Could urban-skills parks happen under freeways and bridges in Spokane? It’s been tried once at the Under the Freeway Skate Park.
Was that park successful? I asked Spirit Skateshop owner Steve Sanchez his opinion.
“Can we bomb it and start over?” says Sanchez.
The park, UTF as it’s called, is a great all-weather location but is widely regarded as a missed opportunity by local skaters. “If the park was better and had more traffic with skateboards there would be less room for loitering,” says Sanchez, referring to the UTF reputation for nefarious non-skating activity.

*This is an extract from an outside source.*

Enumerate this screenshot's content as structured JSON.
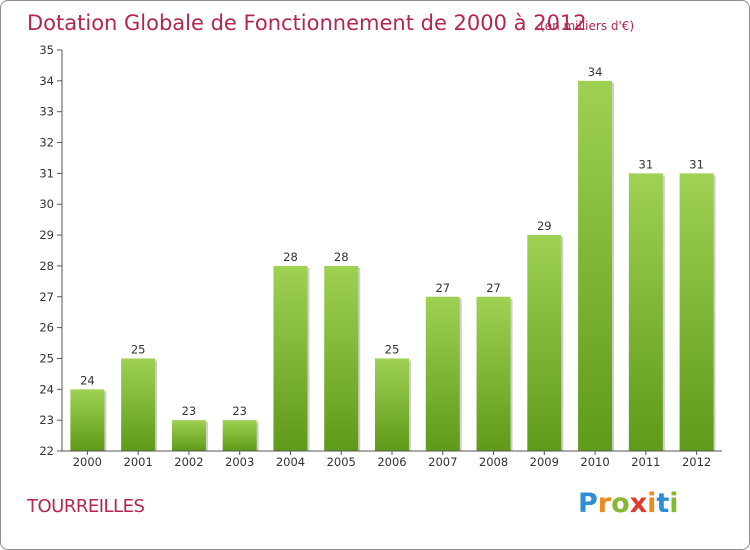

The best way to improve UTF or create new urban-skills parks might be to follow the example of The Fat Tire Trail Riders Club. Their work at Camp Sekani and Beacon Hill is not under a bridge or freeway, but it shows what can be done when local enthusiasts band together, volunteer labor, solicit donations (see news story page 9)-and work with the Parks Department. Friends of the Falls and the Whitewater Park Steering Committee are another great example. Both groups have a great start but both still need more help in money and volunteers.
The benefits of urban recreation facilities such as these are hard to ignore. They encourage kids to recreate, they drive tourist traffic, they provide a lot of user bang for the buck, and, if they are under major roadways, parks can be all-weather facilities.
There are locations under I-90 downtown, under the Hamilton Street Bridge west of Liberty Park, and under the Maple St. Bridge that all might make good locations. To turn park dreams into reality requires passion, people, and an understanding that parks take years not months to create. Are we up for the challenge?